Frankfurter Rundschau, 18.3.2000

Kommentar: Fragen, die an den Nerv gehen

Was in der Berliner Koalition wirklich nicht gut läuft, ist die Kommunikation

Von Jochen Siemens

Um sich bei dieser Zusammenballung von Rüstungsexportfragen, die an den politischen Nerv gehen, unmittelbar vor dem Parteitag der Grünen Übles zu denken, muss man wahrlich kein Schelm sein. Auch ohne Fuchs und Leopard steht in Karlsruhe genügend Grundsätzliches auf der Tagesordnung. Dabei gilt die Grundfrage für den Atomausstieg genauso wie für die heiklen Rüstungsexporte: Wo ist die Belastungsgrenze zwischen politischer Glaubwürdigkeit und zum Pragmatismus zwingendem Regierungshandeln erreicht? Insofern sollte man sich nicht zu lange über Wadenbeißer und Schienbeintreter in der Bürokratie von Ministerien ärgern, die allzu durchschaubar vor dem Grünen-Parteitag ihrer miesen Störfreude frönen. Die Grundsatzfrage muss samt den dazugehörigen Kompromissen in jedem Fall diskutiert und geklärt werden.

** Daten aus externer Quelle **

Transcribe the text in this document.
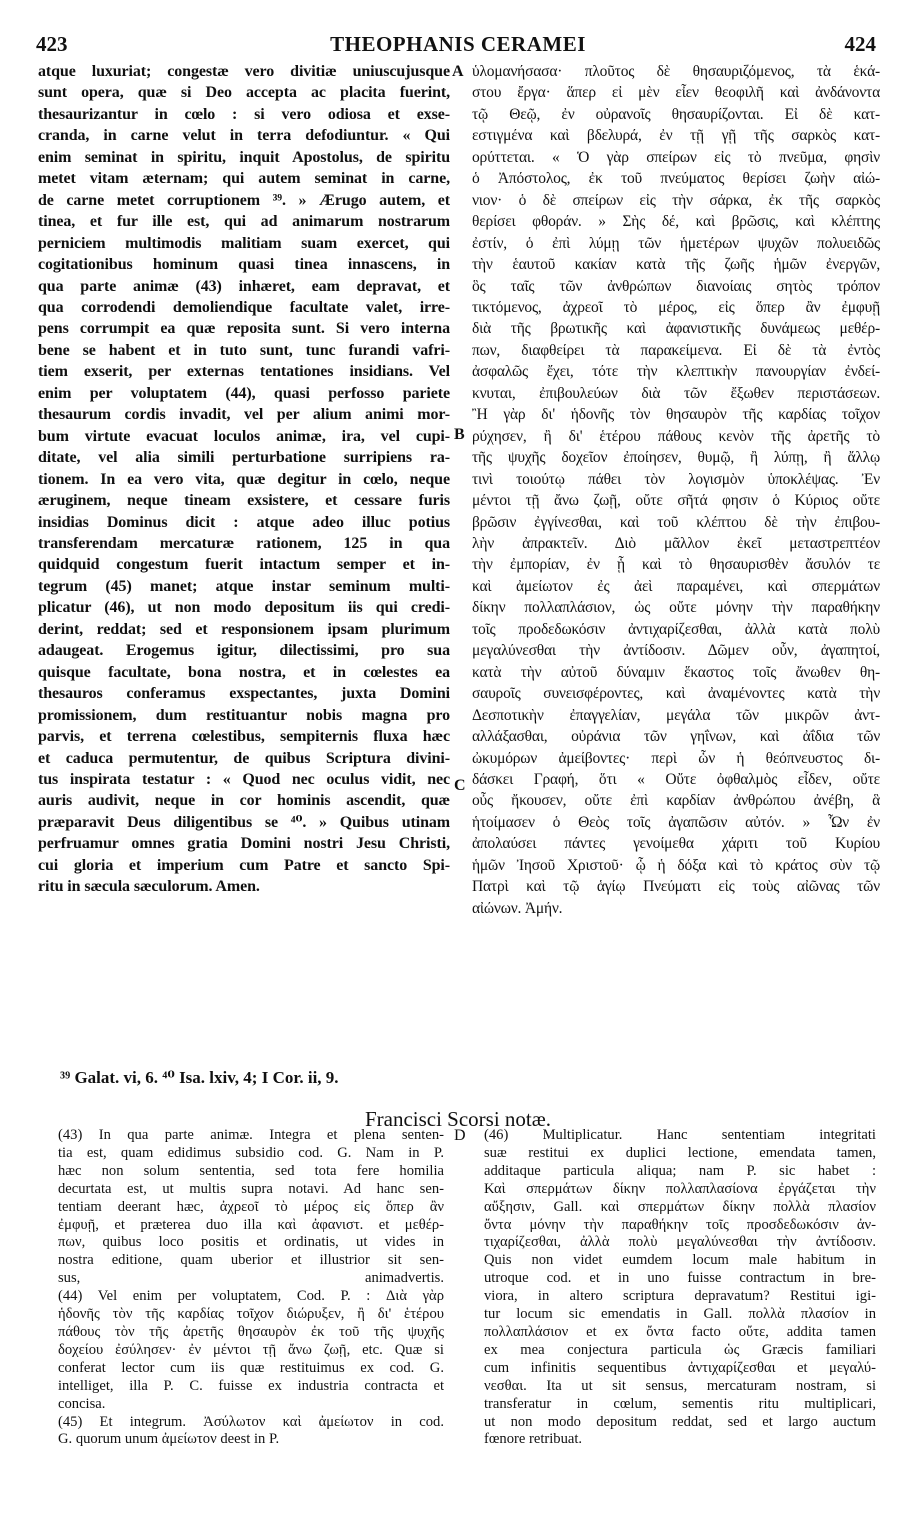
423	THEOPHANIS CERAMEI	424
A
B
C
D
atque luxuriat; congestæ vero divitiæ uniuscujusque
sunt opera, quæ si Deo accepta ac placita fuerint,
thesaurizantur in cœlo : si vero odiosa et exse-
cranda, in carne velut in terra defodiuntur. « Qui
enim seminat in spiritu, inquit Apostolus, de spiritu
metet vitam æternam; qui autem seminat in carne,
de carne metet corruptionem ³⁹. » Ærugo autem, et
tinea, et fur ille est, qui ad animarum nostrarum
perniciem multimodis malitiam suam exercet, qui
cogitationibus hominum quasi tinea innascens, in
qua parte animæ (43) inhæret, eam depravat, et
qua corrodendi demoliendique facultate valet, irre-
pens corrumpit ea quæ reposita sunt. Si vero interna
bene se habent et in tuto sunt, tunc furandi vafri-
tiem exserit, per externas tentationes insidians. Vel
enim per voluptatem (44), quasi perfosso pariete
thesaurum cordis invadit, vel per alium animi mor-
bum virtute evacuat loculos animæ, ira, vel cupi-
ditate, vel alia simili perturbatione surripiens ra-
tionem. In ea vero vita, quæ degitur in cœlo, neque
æruginem, neque tineam exsistere, et cessare furis
insidias Dominus dicit : atque adeo illuc potius
transferendam mercaturæ rationem, 125 in qua
quidquid congestum fuerit intactum semper et in-
tegrum (45) manet; atque instar seminum multi-
plicatur (46), ut non modo depositum iis qui credi-
derint, reddat; sed et responsionem ipsam plurimum
adaugeat. Erogemus igitur, dilectissimi, pro sua
quisque facultate, bona nostra, et in cœlestes ea
thesauros conferamus exspectantes, juxta Domini
promissionem, dum restituantur nobis magna pro
parvis, et terrena cœlestibus, sempiternis fluxa hæc
et caduca permutentur, de quibus Scriptura divini-
tus inspirata testatur : « Quod nec oculus vidit, nec
auris audivit, neque in cor hominis ascendit, quæ
præparavit Deus diligentibus se ⁴⁰. » Quibus utinam
perfruamur omnes gratia Domini nostri Jesu Christi,
cui gloria et imperium cum Patre et sancto Spi-
ritu in sæcula sæculorum. Amen.
ὑλομανήσασα· πλοῦτος δὲ θησαυριζόμενος, τὰ ἑκά-
στου ἔργα· ἅπερ εἰ μὲν εἶεν θεοφιλῆ καὶ ἀνδάνοντα
τῷ Θεῷ, ἐν οὐρανοῖς θησαυρίζονται. Εἰ δὲ κατ-
εστιγμένα καὶ βδελυρά, ἐν τῇ γῇ τῆς σαρκὸς κατ-
ορύττεται. « Ὁ γὰρ σπείρων εἰς τὸ πνεῦμα, φησὶν
ὁ Ἀπόστολος, ἐκ τοῦ πνεύματος θερίσει ζωὴν αἰώ-
νιον· ὁ δὲ σπείρων εἰς τὴν σάρκα, ἐκ τῆς σαρκὸς
θερίσει φθοράν. » Σὴς δέ, καὶ βρῶσις, καὶ κλέπτης
ἐστίν, ὁ ἐπὶ λύμῃ τῶν ἡμετέρων ψυχῶν πολυειδῶς
τὴν ἑαυτοῦ κακίαν κατὰ τῆς ζωῆς ἡμῶν ἐνεργῶν,
ὃς ταῖς τῶν ἀνθρώπων διανοίαις σητὸς τρόπον
τικτόμενος, ἀχρεοῖ τὸ μέρος, εἰς ὅπερ ἂν ἐμφυῇ
διὰ τῆς βρωτικῆς καὶ ἀφανιστικῆς δυνάμεως μεθέρ-
πων, διαφθείρει τὰ παρακείμενα. Εἰ δὲ τὰ ἐντὸς
ἀσφαλῶς ἔχει, τότε τὴν κλεπτικὴν πανουργίαν ἐνδεί-
κνυται, ἐπιβουλεύων διὰ τῶν ἔξωθεν περιστάσεων.
Ἢ γὰρ δι' ἡδονῆς τὸν θησαυρὸν τῆς καρδίας τοῖχον
ρύχησεν, ἢ δι' ἑτέρου πάθους κενὸν τῆς ἀρετῆς τὸ
τῆς ψυχῆς δοχεῖον ἐποίησεν, θυμῷ, ἢ λύπῃ, ἢ ἄλλῳ
τινὶ τοιούτῳ πάθει τὸν λογισμὸν ὑποκλέψας. Ἐν
μέντοι τῇ ἄνω ζωῇ, οὔτε σῆτά φησιν ὁ Κύριος οὔτε
βρῶσιν ἐγγίνεσθαι, καὶ τοῦ κλέπτου δὲ τὴν ἐπιβου-
λὴν ἀπρακτεῖν. Διὸ μᾶλλον ἐκεῖ μεταστρεπτέον
τὴν ἐμπορίαν, ἐν ᾗ καὶ τὸ θησαυρισθὲν ἄσυλόν τε
καὶ ἀμείωτον ἐς ἀεὶ παραμένει, καὶ σπερμάτων
δίκην πολλαπλάσιον, ὡς οὔτε μόνην τὴν παραθήκην
τοῖς προδεδωκόσιν ἀντιχαρίζεσθαι, ἀλλὰ κατὰ πολὺ
μεγαλύνεσθαι τὴν ἀντίδοσιν. Δῶμεν οὖν, ἀγαπητοί,
κατὰ τὴν αὐτοῦ δύναμιν ἕκαστος τοῖς ἄνωθεν θη-
σαυροῖς συνεισφέροντες, καὶ ἀναμένοντες κατὰ τὴν
Δεσποτικὴν ἐπαγγελίαν, μεγάλα τῶν μικρῶν ἀντ-
αλλάξασθαι, οὐράνια τῶν γηΐνων, καὶ ἀΐδια τῶν
ὠκυμόρων ἀμείβοντες· περὶ ὧν ἡ θεόπνευστος δι-
δάσκει Γραφή, ὅτι « Οὔτε ὀφθαλμὸς εἶδεν, οὔτε
οὖς ἤκουσεν, οὔτε ἐπὶ καρδίαν ἀνθρώπου ἀνέβη, ἃ
ἡτοίμασεν ὁ Θεὸς τοῖς ἀγαπῶσιν αὐτόν. » Ὧν ἐν
ἀπολαύσει πάντες γενοίμεθα χάριτι τοῦ Κυρίου
ἡμῶν Ἰησοῦ Χριστοῦ· ᾧ ἡ δόξα καὶ τὸ κράτος σὺν τῷ
Πατρὶ καὶ τῷ ἁγίῳ Πνεύματι εἰς τοὺς αἰῶνας τῶν
αἰώνων. Ἀμήν.
³⁹ Galat. vi, 6. ⁴⁰ Isa. lxiv, 4; I Cor. ii, 9.
Francisci Scorsi notæ.
(43) In qua parte animæ. Integra et plena senten-
tia est, quam edidimus subsidio cod. G. Nam in P.
hæc non solum sententia, sed tota fere homilia
decurtata est, ut multis supra notavi. Ad hanc sen-
tentiam deerant hæc, ἀχρεοῖ τὸ μέρος εἰς ὅπερ ἂν
ἐμφυῇ, et præterea duo illa καὶ ἀφανιστ. et μεθέρ-
πων, quibus loco positis et ordinatis, ut vides in
nostra editione, quam uberior et illustrior sit sen-
sus, animadvertis.
(44) Vel enim per voluptatem, Cod. P. : Διὰ γὰρ
ἡδονῆς τὸν τῆς καρδίας τοῖχον διώρυξεν, ἢ δι' ἑτέρου
πάθους τὸν τῆς ἀρετῆς θησαυρὸν ἐκ τοῦ τῆς ψυχῆς
δοχείου ἐσύλησεν· ἐν μέντοι τῇ ἄνω ζωῇ, etc. Quæ si
conferat lector cum iis quæ restituimus ex cod. G.
intelliget, illa P. C. fuisse ex industria contracta et
concisa.
(45) Et integrum. Ἀσύλωτον καὶ ἀμείωτον in cod.
G. quorum unum ἀμείωτον deest in P.
(46) Multiplicatur. Hanc sententiam integritati
suæ restitui ex duplici lectione, emendata tamen,
additaque particula aliqua; nam P. sic habet :
Καὶ σπερμάτων δίκην πολλαπλασίονα ἐργάζεται τὴν
αὔξησιν, Gall. καὶ σπερμάτων δίκην πολλὰ πλασίον
ὄντα μόνην τὴν παραθήκην τοῖς προσδεδωκόσιν ἀν-
τιχαρίζεσθαι, ἀλλὰ πολὺ μεγαλύνεσθαι τὴν ἀντίδοσιν.
Quis non videt eumdem locum male habitum in
utroque cod. et in uno fuisse contractum in bre-
viora, in altero scriptura depravatum? Restitui igi-
tur locum sic emendatis in Gall. πολλὰ πλασίον in
πολλαπλάσιον et ex ὄντα facto οὔτε, addita tamen
ex mea conjectura particula ὡς Græcis familiari
cum infinitis sequentibus ἀντιχαρίζεσθαι et μεγαλύ-
νεσθαι. Ita ut sit sensus, mercaturam nostram, si
transferatur in cœlum, sementis ritu multiplicari,
ut non modo depositum reddat, sed et largo auctum
fœnore retribuat.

Nein, was in der Berliner Koalition wirklich nicht gut läuft, ist die Kommunikation. Wenn Anfragen über Rüstungsexporte, Kompromisse über Hermes-Bürgschaften oder den Stand der Steuerabschreibung von Atomkraftwerken nicht offen besprochen werden, darf man sich nicht wundern, wenn sich Parteitagsdelegierte verschaukelt fühlen.

Die zeitliche Instrumentalisierung von Herrschaftswissen kann nur Misstrauen produzieren. Und den Eindruck, es würde - wie schon immer üblich - geschachert nach dem Motto: Die Wüstensöhne kriegen den Fuchs, die Türken dafür keinen Leopard.